Claude dragged himself back to his attacker’s corpse and padded it down. He found a small pouch with three thales, several dozen fennies, and four pennies.
“Miser!” he half-spat half-coughed.
Damnit! Could the man who’d nearly killed him not have been at least a little richer? He didn’t even have any expensive jewellery, not to mention any tomes. He’d hoped to find at least the man’s Energy Barrier scroll, but he’d clearly cast the spell before catching Claude, and had hidden it somewhere Claude was not going to find it.

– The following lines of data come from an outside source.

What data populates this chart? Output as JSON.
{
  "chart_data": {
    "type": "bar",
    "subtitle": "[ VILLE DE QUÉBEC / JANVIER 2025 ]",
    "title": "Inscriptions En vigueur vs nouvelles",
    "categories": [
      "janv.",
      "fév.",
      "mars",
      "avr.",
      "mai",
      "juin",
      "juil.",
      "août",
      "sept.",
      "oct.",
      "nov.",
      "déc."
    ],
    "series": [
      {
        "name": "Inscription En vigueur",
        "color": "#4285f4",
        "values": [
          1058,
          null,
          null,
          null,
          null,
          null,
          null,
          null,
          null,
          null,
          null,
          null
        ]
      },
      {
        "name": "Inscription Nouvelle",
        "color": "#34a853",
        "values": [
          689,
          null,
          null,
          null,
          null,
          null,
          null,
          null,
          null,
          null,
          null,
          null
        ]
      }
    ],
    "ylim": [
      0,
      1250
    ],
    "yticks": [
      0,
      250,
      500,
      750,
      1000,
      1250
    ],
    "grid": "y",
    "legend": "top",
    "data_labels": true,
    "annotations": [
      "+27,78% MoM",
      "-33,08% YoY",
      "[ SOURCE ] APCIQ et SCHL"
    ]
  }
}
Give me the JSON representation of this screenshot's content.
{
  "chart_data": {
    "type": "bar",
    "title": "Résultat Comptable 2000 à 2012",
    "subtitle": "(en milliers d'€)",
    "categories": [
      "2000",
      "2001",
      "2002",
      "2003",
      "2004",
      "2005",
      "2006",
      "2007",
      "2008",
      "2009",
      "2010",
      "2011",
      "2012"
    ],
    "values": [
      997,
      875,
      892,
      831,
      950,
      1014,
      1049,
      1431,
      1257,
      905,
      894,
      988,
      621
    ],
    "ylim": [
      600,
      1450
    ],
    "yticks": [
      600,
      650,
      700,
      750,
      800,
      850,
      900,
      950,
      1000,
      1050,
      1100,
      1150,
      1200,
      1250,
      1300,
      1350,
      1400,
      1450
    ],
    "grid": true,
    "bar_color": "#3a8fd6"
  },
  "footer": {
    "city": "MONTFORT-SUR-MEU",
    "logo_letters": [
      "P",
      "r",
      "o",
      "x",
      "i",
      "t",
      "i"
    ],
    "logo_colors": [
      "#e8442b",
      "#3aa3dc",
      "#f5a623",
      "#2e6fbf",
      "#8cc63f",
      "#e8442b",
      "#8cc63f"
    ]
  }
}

The only other thing he found was a simple bronze key. It looked like a loan key for a local tavern’s room, so nothing special. The only tavern Claude knew that used that design of key was Mermaid.
He wondered if he should go take a look at the man’s room, but he put the thought aside. He wreaked of blood, his attacker’s blood and his own alike. He could not afford to attract the attention of unwanted third parties. Not to mention the suspicion his sudden arrival, key in hand, would raise.
He shoved the thought to the back of his mind. Regardless of what he did later, right now his first concern was dealing with the body — and he was running out of time. Pegg would only give him so much leeway before he became suspicious. And lord help Claude if Pegg found him standing over a corpse in the middle of a grove, covered in blood, no less.